Solidago virgaurea (goldenrod) is high in bioflavonoids, particularly quercitrin and rutin, and this makes it valuable in treating capillary fragility and bleeding disorders. It is also high in tannins which make it astringent, especially to the mucous membranes of the naso-pharynx and the kidneys. Thus it is effective as an anti-catarrhal for upper respiratory tract or kidney infections. There are also saponins in the aerial parts of this plant and these are believed to be responsible for the diuretic and expectorant effects. The exact mechanism is not known, but it appears that irritation in the gut causes a reflex reaction in embryologically related areas (lungs and kidneys), resulting in a tissue response to flush away the offending substance.
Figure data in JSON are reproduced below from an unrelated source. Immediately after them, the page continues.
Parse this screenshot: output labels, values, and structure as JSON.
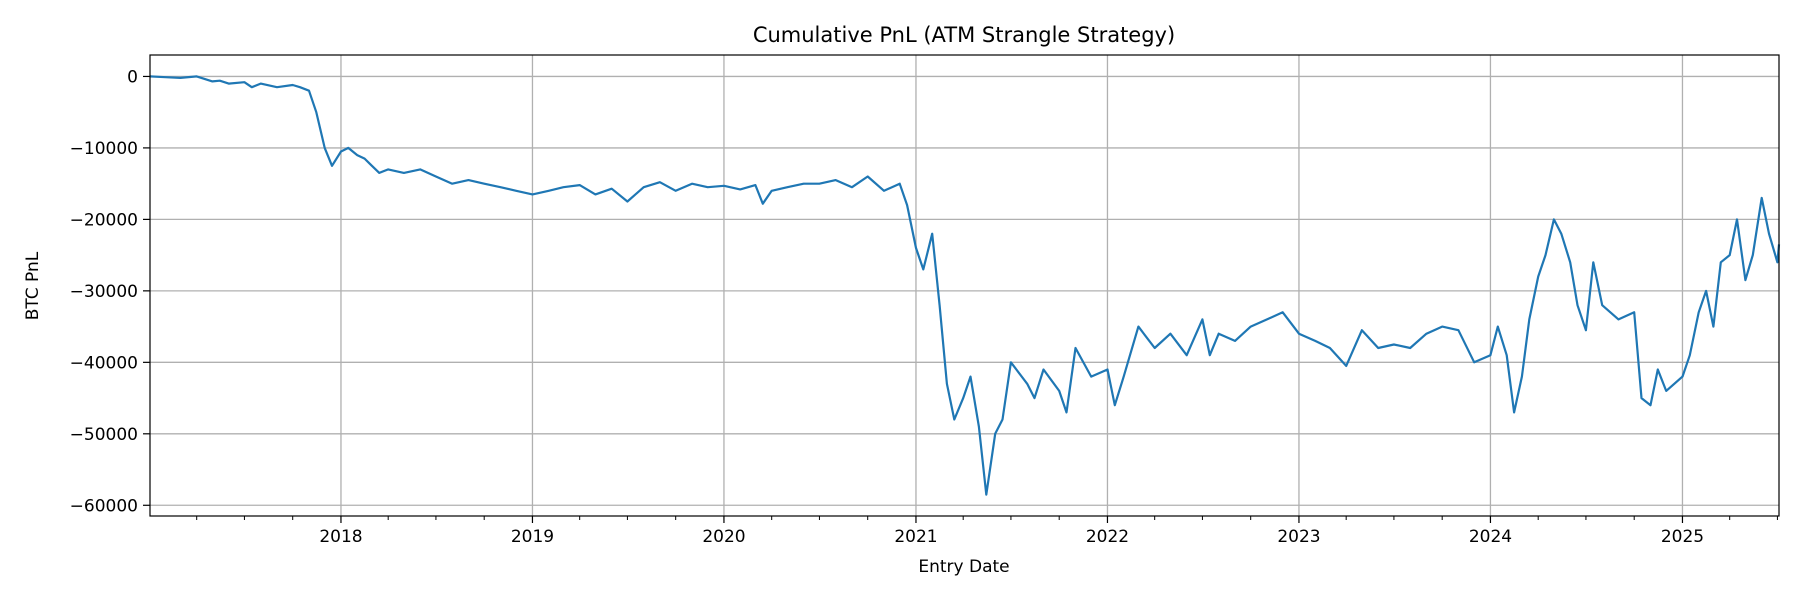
{
  "chart_data": {
    "type": "line",
    "title": "Cumulative PnL (ATM Strangle Strategy)",
    "xlabel": "Entry Date",
    "ylabel": "BTC PnL",
    "x_range": [
      "2017-01-02",
      "2025-07-04"
    ],
    "ylim": [
      -61500,
      3000
    ],
    "grid": true,
    "line_color": "#1f77b4",
    "grid_color": "#b0b0b0",
    "x_ticks": [
      {
        "date": "2018-01-01",
        "label": "2018"
      },
      {
        "date": "2019-01-01",
        "label": "2019"
      },
      {
        "date": "2020-01-01",
        "label": "2020"
      },
      {
        "date": "2021-01-01",
        "label": "2021"
      },
      {
        "date": "2022-01-01",
        "label": "2022"
      },
      {
        "date": "2023-01-01",
        "label": "2023"
      },
      {
        "date": "2024-01-01",
        "label": "2024"
      },
      {
        "date": "2025-01-01",
        "label": "2025"
      }
    ],
    "y_ticks": [
      {
        "value": 0,
        "label": "0"
      },
      {
        "value": -10000,
        "label": "−10000"
      },
      {
        "value": -20000,
        "label": "−20000"
      },
      {
        "value": -30000,
        "label": "−30000"
      },
      {
        "value": -40000,
        "label": "−40000"
      },
      {
        "value": -50000,
        "label": "−50000"
      },
      {
        "value": -60000,
        "label": "−60000"
      }
    ],
    "series": [
      {
        "points": [
          [
            "2017-01-02",
            0
          ],
          [
            "2017-02-01",
            -100
          ],
          [
            "2017-03-01",
            -200
          ],
          [
            "2017-04-01",
            0
          ],
          [
            "2017-05-01",
            -700
          ],
          [
            "2017-05-15",
            -600
          ],
          [
            "2017-06-01",
            -1000
          ],
          [
            "2017-07-01",
            -800
          ],
          [
            "2017-07-15",
            -1500
          ],
          [
            "2017-08-01",
            -1000
          ],
          [
            "2017-09-01",
            -1500
          ],
          [
            "2017-10-01",
            -1200
          ],
          [
            "2017-10-15",
            -1500
          ],
          [
            "2017-11-01",
            -2000
          ],
          [
            "2017-11-15",
            -5000
          ],
          [
            "2017-12-01",
            -10000
          ],
          [
            "2017-12-15",
            -12500
          ],
          [
            "2018-01-01",
            -10500
          ],
          [
            "2018-01-15",
            -10000
          ],
          [
            "2018-02-01",
            -11000
          ],
          [
            "2018-02-15",
            -11500
          ],
          [
            "2018-03-01",
            -12500
          ],
          [
            "2018-03-15",
            -13500
          ],
          [
            "2018-04-01",
            -13000
          ],
          [
            "2018-05-01",
            -13500
          ],
          [
            "2018-06-01",
            -13000
          ],
          [
            "2018-07-01",
            -14000
          ],
          [
            "2018-08-01",
            -15000
          ],
          [
            "2018-09-01",
            -14500
          ],
          [
            "2018-10-01",
            -15000
          ],
          [
            "2018-11-01",
            -15500
          ],
          [
            "2018-12-01",
            -16000
          ],
          [
            "2019-01-01",
            -16500
          ],
          [
            "2019-02-01",
            -16000
          ],
          [
            "2019-03-01",
            -15500
          ],
          [
            "2019-04-01",
            -15200
          ],
          [
            "2019-05-01",
            -16500
          ],
          [
            "2019-06-01",
            -15700
          ],
          [
            "2019-07-01",
            -17500
          ],
          [
            "2019-08-01",
            -15500
          ],
          [
            "2019-09-01",
            -14800
          ],
          [
            "2019-10-01",
            -16000
          ],
          [
            "2019-11-01",
            -15000
          ],
          [
            "2019-12-01",
            -15500
          ],
          [
            "2020-01-01",
            -15300
          ],
          [
            "2020-02-01",
            -15800
          ],
          [
            "2020-03-01",
            -15200
          ],
          [
            "2020-03-15",
            -17800
          ],
          [
            "2020-04-01",
            -16000
          ],
          [
            "2020-05-01",
            -15500
          ],
          [
            "2020-06-01",
            -15000
          ],
          [
            "2020-07-01",
            -15000
          ],
          [
            "2020-08-01",
            -14500
          ],
          [
            "2020-09-01",
            -15500
          ],
          [
            "2020-10-01",
            -14000
          ],
          [
            "2020-11-01",
            -16000
          ],
          [
            "2020-12-01",
            -15000
          ],
          [
            "2020-12-15",
            -18000
          ],
          [
            "2021-01-01",
            -24000
          ],
          [
            "2021-01-15",
            -27000
          ],
          [
            "2021-02-01",
            -22000
          ],
          [
            "2021-02-15",
            -32000
          ],
          [
            "2021-03-01",
            -43000
          ],
          [
            "2021-03-15",
            -48000
          ],
          [
            "2021-04-01",
            -45000
          ],
          [
            "2021-04-15",
            -42000
          ],
          [
            "2021-05-01",
            -49000
          ],
          [
            "2021-05-15",
            -58500
          ],
          [
            "2021-06-01",
            -50000
          ],
          [
            "2021-06-15",
            -48000
          ],
          [
            "2021-07-01",
            -40000
          ],
          [
            "2021-08-01",
            -43000
          ],
          [
            "2021-08-15",
            -45000
          ],
          [
            "2021-09-01",
            -41000
          ],
          [
            "2021-10-01",
            -44000
          ],
          [
            "2021-10-15",
            -47000
          ],
          [
            "2021-11-01",
            -38000
          ],
          [
            "2021-12-01",
            -42000
          ],
          [
            "2022-01-01",
            -41000
          ],
          [
            "2022-01-15",
            -46000
          ],
          [
            "2022-02-01",
            -42000
          ],
          [
            "2022-03-01",
            -35000
          ],
          [
            "2022-04-01",
            -38000
          ],
          [
            "2022-05-01",
            -36000
          ],
          [
            "2022-06-01",
            -39000
          ],
          [
            "2022-07-01",
            -34000
          ],
          [
            "2022-07-15",
            -39000
          ],
          [
            "2022-08-01",
            -36000
          ],
          [
            "2022-09-01",
            -37000
          ],
          [
            "2022-10-01",
            -35000
          ],
          [
            "2022-11-01",
            -34000
          ],
          [
            "2022-12-01",
            -33000
          ],
          [
            "2023-01-01",
            -36000
          ],
          [
            "2023-02-01",
            -37000
          ],
          [
            "2023-03-01",
            -38000
          ],
          [
            "2023-04-01",
            -40500
          ],
          [
            "2023-05-01",
            -35500
          ],
          [
            "2023-06-01",
            -38000
          ],
          [
            "2023-07-01",
            -37500
          ],
          [
            "2023-08-01",
            -38000
          ],
          [
            "2023-09-01",
            -36000
          ],
          [
            "2023-10-01",
            -35000
          ],
          [
            "2023-11-01",
            -35500
          ],
          [
            "2023-12-01",
            -40000
          ],
          [
            "2024-01-01",
            -39000
          ],
          [
            "2024-01-15",
            -35000
          ],
          [
            "2024-02-01",
            -39000
          ],
          [
            "2024-02-15",
            -47000
          ],
          [
            "2024-03-01",
            -42000
          ],
          [
            "2024-03-15",
            -34000
          ],
          [
            "2024-04-01",
            -28000
          ],
          [
            "2024-04-15",
            -25000
          ],
          [
            "2024-05-01",
            -20000
          ],
          [
            "2024-05-15",
            -22000
          ],
          [
            "2024-06-01",
            -26000
          ],
          [
            "2024-06-15",
            -32000
          ],
          [
            "2024-07-01",
            -35500
          ],
          [
            "2024-07-15",
            -26000
          ],
          [
            "2024-08-01",
            -32000
          ],
          [
            "2024-09-01",
            -34000
          ],
          [
            "2024-10-01",
            -33000
          ],
          [
            "2024-10-15",
            -45000
          ],
          [
            "2024-11-01",
            -46000
          ],
          [
            "2024-11-15",
            -41000
          ],
          [
            "2024-12-01",
            -44000
          ],
          [
            "2025-01-01",
            -42000
          ],
          [
            "2025-01-15",
            -39000
          ],
          [
            "2025-02-01",
            -33000
          ],
          [
            "2025-02-15",
            -30000
          ],
          [
            "2025-03-01",
            -35000
          ],
          [
            "2025-03-15",
            -26000
          ],
          [
            "2025-04-01",
            -25000
          ],
          [
            "2025-04-15",
            -20000
          ],
          [
            "2025-05-01",
            -28500
          ],
          [
            "2025-05-15",
            -25000
          ],
          [
            "2025-06-01",
            -17000
          ],
          [
            "2025-06-15",
            -22000
          ],
          [
            "2025-07-01",
            -26000
          ],
          [
            "2025-07-04",
            -23500
          ]
        ]
      }
    ]
  }
}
This provides goldenrod with an interesting paradoxical effect, on the one hand being astringent and anti-catarrhal and on the other hand increasing the production of thin, easily eliminated mucous. The precise degree to which either effect occurs appears to depend upon the tissue state: tissues congested with thick, sticky mucous will benefit from a thinning of the mucous which makes for easier elimination; tissues producing too much mucous and tending to weakness will be benefited by a drying and toning action.

Taraxacum off. (dandelion) was included for its powerful diuretic action. It provides plenty of potassium to replace that which is lost in the urine and has a generally cleansing effect on the renal tubules.

Althea off. (marshmallow) was included for its demulcent and vulnerary properties due to the high content of mucilage. It is also a soothing osmotic diuretic and nourishing to the kidney tissues. This plant infusion should be made cold to avoid extraction of the starchy principles and concentrate the effects of the mucilage.

The focus of the herbal treatment was to flush out the kidneys and bladder by the use of diuretics while at the same time providing a soothing and Vulnerary effect. The flushing of the urinary tract was intended to remove sand which could act as foci for further crystallization to occur. The herbal formula was also intended to heal damaged or stressed tissues and to regulate mucous production in the tubules.

Follow up

Mr. B. returned one month later to report complete cessation of all urinary symptoms. Frequency and urgency had disappeared and all urine tests were normal. His urine calcium was down to 140 mg./24 hours. He continued to follow all the dietary recommendations and to drink lots of fluids. At this time I prescribed a repeat of the formula with a dose of 5 mls. bid. for one month and asked him after that time to continue to drink the herbal tea for a further 2 months. Now 2 1/2 years after the original problem he remains completely symptom free.
 
Copyright 2001 Paul Bergner    410

 

    Medical Herbalism: Clinical Articles and Case Studies    

Commentary

With this case it appears very likely that the trigger for the calcium oxalate stone formation was the excessive intake of calcium in the form of Ester C. In these times when high dosing with vitamin C is popular, it may be worth warning patients not to use calcium ascorbate for this purpose. Plain generic ascorbic acid or ascorbic acid from a natural source would be safer. If stomach sensitivity is a problem then time-release forms may help, or the patient can drink an infusion of equal parts Chamomile recutita, Melissa off. and Filipendula ulmaris.